Dr. Courtney said:
You are starting to seem like students I've had who spend more time arguing about their grade than learning the material well enough to earn a good grade in the first place.
Incidentally, with grades it happened to me too. Case in point: I got an A for high school bio, and I got a D for college bio but -- in terms of my knowledge -- these two grades should have been switched around. Because in high school bio I was asked to memorize cell structure and all sorts of things, while in college bio 2/3 of the course was just ecology and evolution that is all nice and easy. But you see, in high school bio, the teacher actually told us what the test questions were going to be several days in advance and had us memorize the correct answers. Thats why I memorized it, got an A, and then forgot the whole thing. On the other hand, in college bio, they had multiple choice exams where they "tricked" us by having some answers "almost correct" with one detail wrong. I happened to missed these little details so I got a D.
With other courses things were not nearly as extreme (most of my grades are A and B). But there were plenty of times when I got an A for the math and physics courses I didn't understand that well and I got a B for the math and physics courses that I understood much better. Oftentimes it was due to the curve. Like if I take a difficult class, I might not understand it that well, but then the curve will bring my grade up to an A. On the other hand, if I take an easy class, I might understand it well, but make sloppy mistakes (like saying minus times minus is minus or forgetting the factor of 2) but because everyone else did so well in it, that would be enough to get my grade down to a B. By the way this didn't apply to the bio classes as neither of the two had any curve.
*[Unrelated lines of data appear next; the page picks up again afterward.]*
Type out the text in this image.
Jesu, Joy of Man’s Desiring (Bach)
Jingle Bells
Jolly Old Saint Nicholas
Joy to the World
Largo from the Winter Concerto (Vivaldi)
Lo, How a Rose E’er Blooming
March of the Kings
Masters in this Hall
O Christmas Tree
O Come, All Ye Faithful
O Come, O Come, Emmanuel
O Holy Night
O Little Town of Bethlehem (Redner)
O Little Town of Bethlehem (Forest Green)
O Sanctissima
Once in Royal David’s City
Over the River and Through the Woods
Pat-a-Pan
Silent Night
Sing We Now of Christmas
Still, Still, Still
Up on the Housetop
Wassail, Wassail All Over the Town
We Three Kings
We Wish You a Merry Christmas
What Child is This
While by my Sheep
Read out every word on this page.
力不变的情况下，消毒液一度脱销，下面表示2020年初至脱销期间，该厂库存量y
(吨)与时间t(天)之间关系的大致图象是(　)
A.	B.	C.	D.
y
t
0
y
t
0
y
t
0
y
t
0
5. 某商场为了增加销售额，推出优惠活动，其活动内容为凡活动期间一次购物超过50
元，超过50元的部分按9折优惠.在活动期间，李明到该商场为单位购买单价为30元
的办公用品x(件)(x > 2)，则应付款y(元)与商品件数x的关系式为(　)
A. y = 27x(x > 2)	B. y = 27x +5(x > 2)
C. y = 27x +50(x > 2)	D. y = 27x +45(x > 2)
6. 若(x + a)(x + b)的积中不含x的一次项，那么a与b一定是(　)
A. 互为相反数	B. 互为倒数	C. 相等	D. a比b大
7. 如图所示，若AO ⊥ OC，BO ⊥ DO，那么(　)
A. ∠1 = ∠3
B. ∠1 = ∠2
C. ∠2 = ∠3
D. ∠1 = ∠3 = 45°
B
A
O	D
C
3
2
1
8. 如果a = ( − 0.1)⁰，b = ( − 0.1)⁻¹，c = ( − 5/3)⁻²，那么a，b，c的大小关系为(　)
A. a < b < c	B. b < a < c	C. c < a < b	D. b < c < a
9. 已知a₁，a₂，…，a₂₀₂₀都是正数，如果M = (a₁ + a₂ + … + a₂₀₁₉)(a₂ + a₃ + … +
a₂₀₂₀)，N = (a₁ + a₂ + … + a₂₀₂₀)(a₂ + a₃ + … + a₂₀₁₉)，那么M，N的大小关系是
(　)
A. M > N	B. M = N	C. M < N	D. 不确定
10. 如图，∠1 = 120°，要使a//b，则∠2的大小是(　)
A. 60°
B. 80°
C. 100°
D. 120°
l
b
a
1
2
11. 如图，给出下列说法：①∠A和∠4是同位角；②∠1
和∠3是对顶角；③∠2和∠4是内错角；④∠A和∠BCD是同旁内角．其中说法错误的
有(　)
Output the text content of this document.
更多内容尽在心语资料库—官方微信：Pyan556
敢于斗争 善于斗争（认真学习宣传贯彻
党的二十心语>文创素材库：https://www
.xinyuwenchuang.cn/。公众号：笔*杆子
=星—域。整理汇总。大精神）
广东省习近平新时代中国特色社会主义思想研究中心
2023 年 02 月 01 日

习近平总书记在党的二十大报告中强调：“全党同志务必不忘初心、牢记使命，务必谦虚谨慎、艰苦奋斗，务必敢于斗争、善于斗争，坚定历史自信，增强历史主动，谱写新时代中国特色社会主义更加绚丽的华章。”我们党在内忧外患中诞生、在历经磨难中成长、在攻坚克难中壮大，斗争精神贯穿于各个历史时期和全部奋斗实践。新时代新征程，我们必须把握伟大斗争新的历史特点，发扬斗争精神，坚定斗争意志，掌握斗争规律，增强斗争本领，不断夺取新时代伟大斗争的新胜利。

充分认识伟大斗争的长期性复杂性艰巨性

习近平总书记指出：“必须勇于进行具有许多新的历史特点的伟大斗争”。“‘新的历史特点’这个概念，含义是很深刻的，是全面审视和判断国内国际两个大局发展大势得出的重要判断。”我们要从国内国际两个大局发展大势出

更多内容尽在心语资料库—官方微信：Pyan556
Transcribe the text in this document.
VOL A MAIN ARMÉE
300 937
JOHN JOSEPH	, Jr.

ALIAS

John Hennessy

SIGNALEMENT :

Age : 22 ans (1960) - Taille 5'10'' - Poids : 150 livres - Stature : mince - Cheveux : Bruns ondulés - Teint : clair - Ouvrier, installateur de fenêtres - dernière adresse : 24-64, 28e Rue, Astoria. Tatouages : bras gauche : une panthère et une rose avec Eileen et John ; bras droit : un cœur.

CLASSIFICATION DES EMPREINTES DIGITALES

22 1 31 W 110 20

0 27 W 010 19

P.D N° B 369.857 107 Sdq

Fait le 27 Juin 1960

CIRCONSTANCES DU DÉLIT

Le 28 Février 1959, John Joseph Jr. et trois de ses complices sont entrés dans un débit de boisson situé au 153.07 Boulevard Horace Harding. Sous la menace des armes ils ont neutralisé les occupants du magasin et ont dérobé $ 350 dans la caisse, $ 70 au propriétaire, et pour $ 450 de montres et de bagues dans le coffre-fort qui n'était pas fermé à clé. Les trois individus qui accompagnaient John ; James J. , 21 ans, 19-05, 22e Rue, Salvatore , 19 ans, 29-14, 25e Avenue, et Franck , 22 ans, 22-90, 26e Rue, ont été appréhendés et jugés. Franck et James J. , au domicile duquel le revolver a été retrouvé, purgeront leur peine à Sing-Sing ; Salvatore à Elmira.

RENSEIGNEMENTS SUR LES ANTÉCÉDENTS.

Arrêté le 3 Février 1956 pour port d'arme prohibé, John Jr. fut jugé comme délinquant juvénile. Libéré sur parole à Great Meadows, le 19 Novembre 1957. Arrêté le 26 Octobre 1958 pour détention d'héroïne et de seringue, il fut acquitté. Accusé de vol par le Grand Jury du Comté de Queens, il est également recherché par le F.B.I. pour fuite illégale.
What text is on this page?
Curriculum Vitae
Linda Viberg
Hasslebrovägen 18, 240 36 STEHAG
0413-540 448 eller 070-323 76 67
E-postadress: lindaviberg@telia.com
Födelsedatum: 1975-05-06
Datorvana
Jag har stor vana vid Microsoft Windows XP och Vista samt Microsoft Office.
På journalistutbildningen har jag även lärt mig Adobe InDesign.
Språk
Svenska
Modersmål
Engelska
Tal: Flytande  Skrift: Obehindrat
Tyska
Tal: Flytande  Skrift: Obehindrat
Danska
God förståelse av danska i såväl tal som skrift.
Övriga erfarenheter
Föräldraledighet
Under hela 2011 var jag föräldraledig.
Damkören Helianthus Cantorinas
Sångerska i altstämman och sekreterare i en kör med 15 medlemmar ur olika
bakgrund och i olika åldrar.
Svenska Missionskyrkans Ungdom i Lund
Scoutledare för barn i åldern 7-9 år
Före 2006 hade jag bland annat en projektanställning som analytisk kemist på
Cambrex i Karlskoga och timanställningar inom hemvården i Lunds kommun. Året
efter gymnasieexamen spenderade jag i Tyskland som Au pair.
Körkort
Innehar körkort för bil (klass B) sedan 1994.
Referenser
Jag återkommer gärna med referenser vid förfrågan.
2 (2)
Then the grades for English classes is the whole other matter. Since in this case they have us write essays, and the criteria for grading the essays are entirely subjective. Back in high school they weren't that picky so I got my As and Bs for the English classes, but then the first time I took English at the community college I was getting a D in it, which I avoided by dropping it so I got W instead, and then my mom hired a tutor. When I retook that English class in the summer I got an A in it. Yes, the fact that the tutor looked over my essays probably helped, but I doubt I would have been getting a D in that summer class anyway. The instructor was different so his subjective judgement was also different.
The good news is that my current GPA is much higher than what it used to be. Back when I was an undergrad it was slighly below 3.3 (I don't remember if it was 3.28 or 3.29, but probably something like that) while right now it is 3.94. Part of it is that in graduate school they like to inflate grades, and the other part is that the school I am currently at is one of the lower tear schools while the school I been undergrad at was one of the top schools. But I don't think those two factors are the only ones. I think (or at least I hope) that I did probably master the habbits that allowed me to get better grades over the years. Although of course GPA doesn't matter any more.
Dr. Courtney said:
I'm beginning to think that your work may not be of the quality to publish in a better journal.
Well, one area where the analogy between courses and research doesn't hold is that, in case of the research, one has to convince the referees that it is important enough to warrant publication. In case of courses you don't have to do that. So in my case one thing that hindered me is that I came up with the problems on my own that nobody else finds interesting or relevant. Since "interesting" is a subjective notion, it is really up to the luck whether the referee will agree with me that its interesting or not.
I realize, however, that I can't exactly make that case because the other problem with my papers is that they are very sloppy (even to my own eyes). Part of it is that a lot of them are like 40 pages long with lots of formulas that take several lines each, so I don't have patience to sit down and fix all my errors (which I find a lot when I try). But maybe one thing I can do is this. The reason my papers are so long is that each topic has many different sub-topics that then branch out to other topics. So maybe I should break those papers into several papers one devoted to each sub-topic. And then if each paper will be like 10 pages long I would have more patience to edit it properly.
Out of the 30 papers on the arXiv, 4 finally got published. Out of those 4 papers, 3 were pertaining to those issues that nobody finds interesting besides me, and, out of those 3 papers, 2 papers were published in reputable journals (one was Physics Review D the other one was Journal of Mathematical Physics). So its possible, it just takes a lot of time. But, in both of those papers, I convinced other scientists to be my co-authors, and they contributted quite a bit to fleshing out what I wrote. So maybe I should do the same with the other papers.
Dr. Courtney said:
If that's the case, submitting to a journal with the better reputation won't help, it will only delay the eventual publication of your work in a lower tier journal.
Lower tier journal is one thing, fake journal is another thing altogether. I applied to lower tear schools, but they all had accredition. I would never apply to a school that's not accredited. So I was thinking that low tear journal is analogous to low tear school that's still accredited, while predatory journal is analogous to a school that isn't accreditted. But then again I am not that familiar with how journals operate. Are you saying I misunderstood it?